Otello Stefanini, Mauro Mitilini e Andrea Moneta, anch'essi poco piu' che ventenni, mentre erano di pattuglia furono trucidati dai tre fratelli Savi, Roberto, Alberto e Fabio (i primi due erano poliziotti), tutti poi condannati all'ergastolo.
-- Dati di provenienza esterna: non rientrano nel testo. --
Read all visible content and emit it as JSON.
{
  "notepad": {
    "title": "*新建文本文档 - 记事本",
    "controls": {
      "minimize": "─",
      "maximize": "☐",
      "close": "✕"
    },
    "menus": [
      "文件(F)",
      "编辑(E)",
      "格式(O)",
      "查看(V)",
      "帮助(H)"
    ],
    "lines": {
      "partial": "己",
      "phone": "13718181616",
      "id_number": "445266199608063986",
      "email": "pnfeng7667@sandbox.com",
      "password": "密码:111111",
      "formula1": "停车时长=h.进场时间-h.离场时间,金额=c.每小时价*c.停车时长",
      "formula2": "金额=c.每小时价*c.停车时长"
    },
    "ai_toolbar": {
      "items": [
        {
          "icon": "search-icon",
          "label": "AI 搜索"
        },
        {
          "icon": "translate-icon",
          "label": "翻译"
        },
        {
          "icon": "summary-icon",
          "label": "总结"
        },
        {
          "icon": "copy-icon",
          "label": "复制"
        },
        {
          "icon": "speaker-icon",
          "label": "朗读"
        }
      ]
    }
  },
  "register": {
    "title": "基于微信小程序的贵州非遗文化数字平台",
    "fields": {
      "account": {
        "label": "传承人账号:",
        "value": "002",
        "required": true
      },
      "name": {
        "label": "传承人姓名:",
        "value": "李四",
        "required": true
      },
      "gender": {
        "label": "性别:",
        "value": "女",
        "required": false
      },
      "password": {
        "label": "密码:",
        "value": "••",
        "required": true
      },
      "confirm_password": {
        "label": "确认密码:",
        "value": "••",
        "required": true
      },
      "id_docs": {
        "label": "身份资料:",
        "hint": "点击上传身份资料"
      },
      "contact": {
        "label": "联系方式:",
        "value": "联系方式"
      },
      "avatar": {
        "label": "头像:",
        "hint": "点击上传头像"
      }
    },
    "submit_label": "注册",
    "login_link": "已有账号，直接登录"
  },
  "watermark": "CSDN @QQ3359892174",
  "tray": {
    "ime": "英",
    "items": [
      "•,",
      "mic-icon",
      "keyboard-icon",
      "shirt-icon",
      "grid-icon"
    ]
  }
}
In sette anni, fra il giugno 1987 e il novembre 1994, la banda della Uno bianca, uccise 24 persone e ne feri' un centinaio, durante assalti a caselli autostradali, uffici postali, banche e supermercati, fra Bologna, la Riviera e le Marche.
Alla deposizione delle corone di fiori, preceduta da una messa, con Annamaria Stefanini c'erano circa 250 bolognesi, insieme a decine di carabinieri, e a molti rappresentanti delle istituzioni: il presidente della Provincia Beatrice Draghetti, il vicesindaco Adriana Scaramuzzino, il presidente del Consiglio regionale Antonio La Forgia e il vice presidente della Giunta dell'Emilia-Romagna Flavio Delbono. "Si dice che non si muore davvero finche' non si e' dimenticati - aggiunge la donna - e qui vedo tanta gente, senza la quale non saprei come sarebbe la mia vita".
L'eta' e il dolore hanno da anni fermato lontano da Bologna i genitori di Moneta e Mitilini che pero' ricordano i figli, rispettivamente a Civitavecchia e in provincia di Caserta, con una messa cui partecipano sempre militari dell'Arma. "Anche loro sono distrutti dal dolore e ogni anno, il 4 gennaio, mi telefonano sempre", racconta Rosanna Zecchi, presidente dell' associazione dei famigliari delle vittime della banda della Uno bianca.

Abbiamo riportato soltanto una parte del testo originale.